School of Medicine, University of Leeds, Leeds, LS2 JT, UK.
Adv Health Sci Educ Theory Pract. 2024 Jul;29(3):919-934. doi: 10.1007/s10459-023-10289-w. Epub 2023 Oct 16.
Quantitative measures of systematic differences in OSCE scoring across examiners (often termed examiner stringency) can threaten the validity of examination outcomes. Such effects are usually conceptualised and operationalised based solely on checklist/domain scores in a station, and global grades are not often used in this type of analysis. In this work, a large candidate-level exam dataset is analysed to develop a more sophisticated understanding of examiner stringency. Station scores are modelled based on global grades-with each candidate, station and examiner allowed to vary in their ability/stringency/difficulty in the modelling. In addition, examiners are also allowed to vary in how they discriminate across grades-to our knowledge, this is the first time this has been investigated. Results show that examiners contribute strongly to variance in scoring in two distinct ways-via the traditional conception of score stringency (34% of score variance), but also in how they discriminate in scoring across grades (7%). As one might expect, candidate and station account only for a small amount of score variance at the station-level once candidate grades are accounted for (3% and 2% respectively) with the remainder being residual (54%). Investigation of impacts on station-level candidate pass/fail decisions suggest that examiner differential stringency effects combine to give false positive (candidates passing in error) and false negative (failing in error) rates in stations of around 5% each but at the exam-level this reduces to 0.4% and 3.3% respectively. This work adds to our understanding of examiner behaviour by demonstrating that examiners can vary in qualitatively different ways in their judgments. For institutions, it emphasises the key message that it is important to sample widely from the examiner pool via sufficient stations to ensure OSCE-level decisions are sufficiently defensible. It also suggests that examiner training should include discussion of global grading, and the combined effect of scoring and grading on candidate outcomes.
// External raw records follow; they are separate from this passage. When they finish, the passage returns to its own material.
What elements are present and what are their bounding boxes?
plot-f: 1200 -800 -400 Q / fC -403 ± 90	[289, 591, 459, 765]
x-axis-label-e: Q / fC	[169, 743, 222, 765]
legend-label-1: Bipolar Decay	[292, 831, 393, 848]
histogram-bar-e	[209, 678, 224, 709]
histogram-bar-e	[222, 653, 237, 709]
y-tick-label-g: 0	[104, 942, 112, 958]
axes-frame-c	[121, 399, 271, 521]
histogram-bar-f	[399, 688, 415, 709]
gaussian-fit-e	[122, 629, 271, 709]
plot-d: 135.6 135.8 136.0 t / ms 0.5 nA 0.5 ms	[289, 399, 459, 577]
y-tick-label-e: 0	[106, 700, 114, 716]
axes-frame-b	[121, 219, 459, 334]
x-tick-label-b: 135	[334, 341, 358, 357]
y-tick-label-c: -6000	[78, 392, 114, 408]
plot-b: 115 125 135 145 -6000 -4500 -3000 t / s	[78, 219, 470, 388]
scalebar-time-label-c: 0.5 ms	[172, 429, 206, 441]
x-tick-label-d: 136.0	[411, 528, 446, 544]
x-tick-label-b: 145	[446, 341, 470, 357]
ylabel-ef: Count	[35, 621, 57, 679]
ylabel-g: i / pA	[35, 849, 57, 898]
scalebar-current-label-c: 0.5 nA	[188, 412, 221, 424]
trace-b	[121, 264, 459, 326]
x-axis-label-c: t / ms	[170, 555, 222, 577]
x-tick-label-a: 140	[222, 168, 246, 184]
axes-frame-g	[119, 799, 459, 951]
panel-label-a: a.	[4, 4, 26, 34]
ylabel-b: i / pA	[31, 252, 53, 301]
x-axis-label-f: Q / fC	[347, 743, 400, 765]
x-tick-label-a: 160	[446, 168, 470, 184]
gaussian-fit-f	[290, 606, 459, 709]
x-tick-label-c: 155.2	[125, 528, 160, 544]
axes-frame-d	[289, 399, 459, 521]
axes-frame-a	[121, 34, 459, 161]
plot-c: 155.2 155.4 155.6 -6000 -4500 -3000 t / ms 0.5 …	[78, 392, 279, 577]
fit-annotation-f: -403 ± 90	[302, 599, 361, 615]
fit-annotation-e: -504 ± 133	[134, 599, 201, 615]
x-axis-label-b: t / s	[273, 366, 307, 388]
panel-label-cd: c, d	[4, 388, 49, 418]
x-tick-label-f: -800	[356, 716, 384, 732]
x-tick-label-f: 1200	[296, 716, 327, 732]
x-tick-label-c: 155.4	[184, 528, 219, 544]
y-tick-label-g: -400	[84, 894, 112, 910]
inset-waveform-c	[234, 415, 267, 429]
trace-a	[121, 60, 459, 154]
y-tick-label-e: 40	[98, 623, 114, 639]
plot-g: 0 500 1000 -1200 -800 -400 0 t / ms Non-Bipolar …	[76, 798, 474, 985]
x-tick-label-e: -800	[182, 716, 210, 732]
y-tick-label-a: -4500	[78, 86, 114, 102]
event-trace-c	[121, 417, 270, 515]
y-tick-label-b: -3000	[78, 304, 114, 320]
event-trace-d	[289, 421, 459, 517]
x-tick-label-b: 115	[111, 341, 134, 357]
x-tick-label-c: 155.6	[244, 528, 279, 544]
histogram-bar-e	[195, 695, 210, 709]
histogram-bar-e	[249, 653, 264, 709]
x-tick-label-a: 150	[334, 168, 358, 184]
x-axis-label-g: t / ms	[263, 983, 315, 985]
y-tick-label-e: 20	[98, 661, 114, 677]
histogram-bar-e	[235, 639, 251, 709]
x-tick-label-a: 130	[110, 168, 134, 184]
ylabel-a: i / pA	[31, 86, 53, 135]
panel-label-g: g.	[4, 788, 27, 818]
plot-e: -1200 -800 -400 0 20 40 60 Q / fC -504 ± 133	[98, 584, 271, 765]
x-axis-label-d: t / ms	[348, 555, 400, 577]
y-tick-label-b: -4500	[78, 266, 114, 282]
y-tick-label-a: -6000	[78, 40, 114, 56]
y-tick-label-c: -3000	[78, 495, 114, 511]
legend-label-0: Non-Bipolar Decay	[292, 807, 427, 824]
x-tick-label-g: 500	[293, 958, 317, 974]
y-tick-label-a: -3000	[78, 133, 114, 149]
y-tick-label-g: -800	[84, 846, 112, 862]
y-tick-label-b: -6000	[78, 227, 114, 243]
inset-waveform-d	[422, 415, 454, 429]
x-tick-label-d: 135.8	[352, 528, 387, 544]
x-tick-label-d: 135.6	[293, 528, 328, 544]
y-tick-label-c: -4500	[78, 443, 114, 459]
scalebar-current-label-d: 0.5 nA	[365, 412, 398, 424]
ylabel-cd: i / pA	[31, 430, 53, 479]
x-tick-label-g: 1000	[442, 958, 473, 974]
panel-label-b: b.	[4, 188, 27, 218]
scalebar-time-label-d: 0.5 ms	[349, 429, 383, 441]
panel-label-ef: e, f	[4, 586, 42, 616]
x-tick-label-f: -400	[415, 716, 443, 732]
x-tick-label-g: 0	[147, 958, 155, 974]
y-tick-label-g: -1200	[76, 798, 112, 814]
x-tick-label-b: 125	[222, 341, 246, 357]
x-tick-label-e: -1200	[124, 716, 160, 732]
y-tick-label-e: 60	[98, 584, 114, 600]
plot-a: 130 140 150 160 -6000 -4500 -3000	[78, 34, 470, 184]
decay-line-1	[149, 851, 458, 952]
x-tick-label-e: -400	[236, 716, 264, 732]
定量衡量 OSCE 评分中考核者之间的系统差异(通常称为考核者严格程度)可能会威胁考试结果的有效性。此类影响通常仅基于站中的检查表/域评分来概念化和操作化,并且在这种类型的分析中通常不使用总体成绩。在这项工作中,分析了大量候选人级别的考试数据集,以更深入地了解考核者的严格程度。根据总体成绩对站成绩进行建模-每个候选人、站和考核者都可以在建模中改变其能力/严格程度/难度。此外,还允许考核者在成绩之间进行区分-据我们所知,这是首次对此进行研究。结果表明,考核者以两种截然不同的方式对评分差异做出了很大贡献-通过传统的评分严格程度概念(评分差异的 34%),但也通过他们在成绩之间的区分方式(7%)。正如人们可能预期的那样,一旦考虑到候选人成绩,候选人成绩仅占站级评分差异的很小一部分(分别为 3%和 2%),其余部分为剩余部分(54%)。对站级候选人及格/不及格决策的影响的调查表明,考核者的差异性严格程度效应结合在一起,导致错误地通过(错误通过的候选人)和错误地失败(错误失败的候选人)的比例约为每个站 5%,但在考试级别,这分别降低到 0.4%和 3.3%。这项工作通过证明考核者可以在其判断中以不同的方式进行定性差异,从而增加了对考核者行为的理解。对于机构而言,它强调了一个关键信息,即通过足够的站点从考核者群体中广泛抽样,以确保 OSCE 级别的决策具有足够的说服力非常重要。它还表明,考核者培训应包括讨论总体评分以及评分和评分对候选人结果的综合影响。